4. Cryptocurrency Legislation

● The Senate Banking Committee continues to advance the "Responsible Financial Innovation Act." The committee leadership hopes to mark up the "Responsible Financial Innovation Act" by the end of this month, regardless of whether the budget passes. Coordination with the House process is ongoing.

● On the key issue of token securities regulation, the Senate draft differs from the "CLARITY Act" that has already passed the House. Paradigm believes the Senate's "ancillary assets" approach is more favorable to the cryptocurrency industry. The longer the government shutdown lasts, the harder it will be to recover the losses suffered by the U.S. economy.

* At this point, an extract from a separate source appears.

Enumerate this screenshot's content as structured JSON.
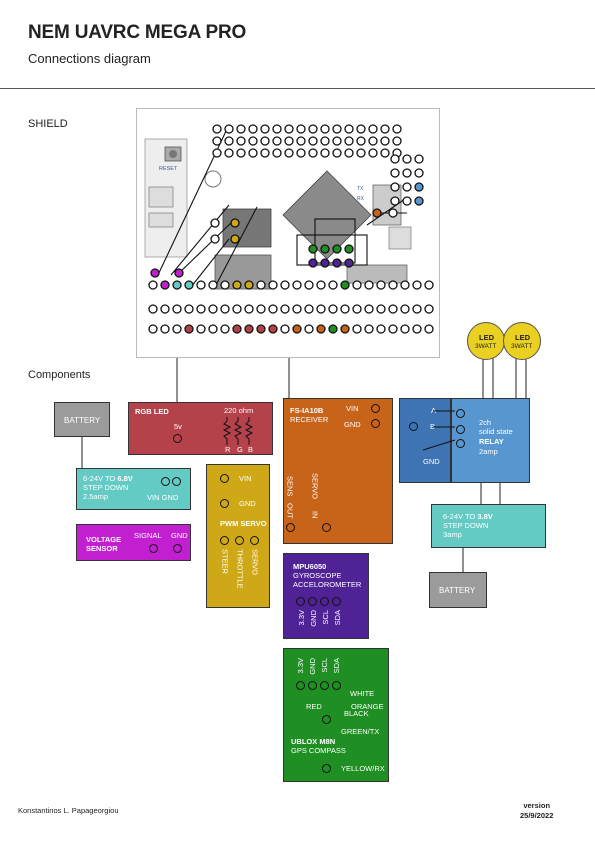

● The Senate Banking Committee's insistence on advancing the "Responsible Financial Innovation Act" indicates that digital asset regulation has become an important area of bipartisan consensus, transcending short-term political disputes. This shutdown crisis serves as a reminder that the institutional deadlock in U.S. politics may delay but ultimately cannot stop the advancement of key policies.

Bill Name

Core Content

Latest Legislative Status

Probability and Outlook for Passage

"GENIUS Act"

 (Stablecoin Act)

Establishes a federal regulatory framework for stablecoins pegged to the dollar, requiring 1:1 reserves.

Has been signed into law by President Trump.

Has become law.

"CLARITY Act"

 (Market Structure Act)

Clarifies the regulatory boundaries of the SEC and CFTC over digital assets.

Passed the House in July 2025. Awaiting review after the Senate Banking Committee and Agriculture Committee draft and merge their respective versions.

If the Senate can complete its review by the end of the year, the likelihood of signing into law before the 2026 midterm elections is 80%-90%.

"Responsible Financial Innovation Act"

(Senate Market Structure Act)

The Senate version of the market structure bill, introducing concepts like "ancillary assets."

The Senate Banking Committee has released a revised version and plans to mark it up by the end of this month.

Highly dependent on the duration of the government shutdown and political maneuvering; if delayed until spring 2026, the probability of passage will be below 50%.